The seemingly never-ending drama over Nochi Dankner's troubled IDB group took an unexpected turn Thursday when court-appointed expert Eyal Gabbai made the surprise recommendation that a public tender be opened for the sale of IDB Holding Corporation, in light of new interest by potential buyers overseas.
The IDB group includes Super-Sol, Israel's largest supermarket chain, and mobile operator Cellcom.
IDB Holding Corp. is the public company at the top of the group's corporate pyramid. IDB Development Corporation is further down the chain. It in turn owns Discount Investment Corporation.
In an opinion submitted to Tel Aviv District Court Judge Varda Alshech, Gabbai explained that the potential bidders for IDB would be from overseas and absent a public tender process, may be unaware that the company was even available for the taking.
Last week it transpired that Neil Bush, a brother of President George W. Bush, had come to Israel at the head of a group of investors from the United States and the Far East who are considering a bid for IDB.
"The assumption that the international investor public is aware of [a potential] IDB deal must be tested," Gabbai wrote. He also claimed that interest on the part of Israeli investors is limited in part due to proposed legislation that would curb pyramidal corporate business groups like IDB. "The number of Israeli parties that have the resources to carry out the investment and meet the limitations of the legislation are few," he wrote, adding that in light of the size of Dankner's corporate empire, any acquisition of the group would require approval by the local antitrust authority, and the Israeli players in the market would have difficulty securing antitrust approval.

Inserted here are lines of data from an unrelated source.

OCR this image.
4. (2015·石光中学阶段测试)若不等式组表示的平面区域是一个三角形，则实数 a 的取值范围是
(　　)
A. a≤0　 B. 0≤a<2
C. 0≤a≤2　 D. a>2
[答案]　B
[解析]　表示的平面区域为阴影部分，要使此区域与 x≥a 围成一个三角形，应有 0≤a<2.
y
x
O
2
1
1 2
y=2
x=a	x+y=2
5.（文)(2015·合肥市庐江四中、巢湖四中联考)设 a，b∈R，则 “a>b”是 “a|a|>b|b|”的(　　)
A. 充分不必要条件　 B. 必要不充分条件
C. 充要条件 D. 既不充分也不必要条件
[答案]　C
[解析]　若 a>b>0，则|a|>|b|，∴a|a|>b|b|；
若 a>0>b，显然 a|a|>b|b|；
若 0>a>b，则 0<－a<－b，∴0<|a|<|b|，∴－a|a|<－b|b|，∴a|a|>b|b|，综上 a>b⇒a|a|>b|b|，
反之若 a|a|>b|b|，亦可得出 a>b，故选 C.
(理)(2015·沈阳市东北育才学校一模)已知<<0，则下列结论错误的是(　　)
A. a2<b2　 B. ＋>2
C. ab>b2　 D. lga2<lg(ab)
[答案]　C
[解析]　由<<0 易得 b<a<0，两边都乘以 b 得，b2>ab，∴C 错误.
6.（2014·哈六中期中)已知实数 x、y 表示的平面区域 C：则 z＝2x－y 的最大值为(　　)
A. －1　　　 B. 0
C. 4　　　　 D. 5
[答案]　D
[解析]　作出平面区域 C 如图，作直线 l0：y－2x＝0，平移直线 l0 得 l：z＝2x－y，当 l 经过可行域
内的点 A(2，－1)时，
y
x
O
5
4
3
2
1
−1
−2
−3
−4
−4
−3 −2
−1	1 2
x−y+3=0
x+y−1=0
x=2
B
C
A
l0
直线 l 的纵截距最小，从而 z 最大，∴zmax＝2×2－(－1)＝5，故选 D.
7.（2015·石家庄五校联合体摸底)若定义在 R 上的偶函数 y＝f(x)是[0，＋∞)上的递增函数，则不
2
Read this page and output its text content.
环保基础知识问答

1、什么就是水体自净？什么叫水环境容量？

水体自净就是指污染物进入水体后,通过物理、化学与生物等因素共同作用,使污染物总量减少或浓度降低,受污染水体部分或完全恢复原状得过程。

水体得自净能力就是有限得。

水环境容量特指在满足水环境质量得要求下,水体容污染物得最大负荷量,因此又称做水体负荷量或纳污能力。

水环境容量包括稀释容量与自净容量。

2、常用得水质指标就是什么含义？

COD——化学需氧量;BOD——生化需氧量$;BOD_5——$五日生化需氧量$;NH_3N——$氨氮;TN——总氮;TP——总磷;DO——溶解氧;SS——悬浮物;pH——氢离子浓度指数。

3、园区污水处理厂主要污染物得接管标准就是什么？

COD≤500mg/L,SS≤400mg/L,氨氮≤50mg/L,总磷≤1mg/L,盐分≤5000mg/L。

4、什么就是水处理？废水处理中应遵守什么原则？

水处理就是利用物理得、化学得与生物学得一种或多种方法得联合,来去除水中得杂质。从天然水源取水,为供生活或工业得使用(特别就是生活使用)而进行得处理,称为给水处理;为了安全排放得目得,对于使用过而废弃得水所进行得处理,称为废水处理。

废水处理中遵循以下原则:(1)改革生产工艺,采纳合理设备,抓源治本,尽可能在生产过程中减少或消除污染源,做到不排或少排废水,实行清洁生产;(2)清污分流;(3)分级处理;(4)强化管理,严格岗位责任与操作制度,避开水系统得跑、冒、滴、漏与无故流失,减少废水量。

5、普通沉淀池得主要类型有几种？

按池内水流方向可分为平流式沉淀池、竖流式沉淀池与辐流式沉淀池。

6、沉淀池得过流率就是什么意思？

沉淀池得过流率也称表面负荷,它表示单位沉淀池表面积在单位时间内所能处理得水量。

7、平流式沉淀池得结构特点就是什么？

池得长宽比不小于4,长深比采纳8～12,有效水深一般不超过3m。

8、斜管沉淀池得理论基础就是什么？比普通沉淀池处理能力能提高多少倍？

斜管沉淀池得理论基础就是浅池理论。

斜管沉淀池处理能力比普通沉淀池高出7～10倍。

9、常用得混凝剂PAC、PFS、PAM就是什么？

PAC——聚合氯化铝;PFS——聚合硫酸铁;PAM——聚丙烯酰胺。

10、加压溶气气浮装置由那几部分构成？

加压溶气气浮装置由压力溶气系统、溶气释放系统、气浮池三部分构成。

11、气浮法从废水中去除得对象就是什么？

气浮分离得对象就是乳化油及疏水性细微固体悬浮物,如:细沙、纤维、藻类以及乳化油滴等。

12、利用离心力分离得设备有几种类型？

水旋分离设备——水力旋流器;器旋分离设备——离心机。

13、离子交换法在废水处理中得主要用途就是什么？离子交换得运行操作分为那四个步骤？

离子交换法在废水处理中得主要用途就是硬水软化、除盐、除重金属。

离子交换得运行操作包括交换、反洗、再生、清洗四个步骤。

The main contender to take over IDB Holding is Argentine businessman Eduardo Elsztain, who struck an agreement with the company's bondholders to invest NIS 770 million in the firm and has posted $75 million in earnest money. His next scheduled payment is for $25 million.
"The question of carrying out a broad and open process of identifying an investor has hovered in the air to the best of my knowledge over the last eight months," Gabbai added. "Controlling shareholder Nochi Dankner has chosen to conduct negotiations with investors of his preference." In order to provide potential investors with access to relevant information on IDB's financial situation, Gabbai is recommending that the schedule arrived at with Elsztain be deferred by two weeks.
In a related development, on Thursday the Justice Ministry’s Official Receiver's Department ("kones nehasim" in Hebrew) filed a court brief opposing a merger between the IDB group's Koor Industries and Discount Investment Corp. The filing came in connection with a proposed Koor dividend distribution. The receiver argued that IDB sought to make an end run around the merger’s opponents. Koor says the receiver's position is being misrepresented and the receiver does not oppose the dividend distribution.
The receiver's opposition to the merger came as a surprise because the merger was approved at a meeting of Discount Investment shareholders with a vote of 99.82% in favor and even of 98.37% of disinterested parties. And a merger vote among Koor shareholders passed by a vote of 99.88% including the support of 99.01% of disinterested parties. Nonetheless, the receiver cautioned about the need to determine whether a fair price is being paid for Koor's shares. Koor requested court approval for the dividend distribution to acquire 32.37% of its shares as part of the merger plan.
Discount Investment's parent, IDB Development, has been the target of its bondholders who have sought to take over the company due to its huge NIS 6.4 billion debt. The merger of Discount Investment Corporation and Koor was meant to generate about NIS 460 million in funds to IDB Development and in turn head off the bondholders' attempts to take over the company and leave it under Dankner's control.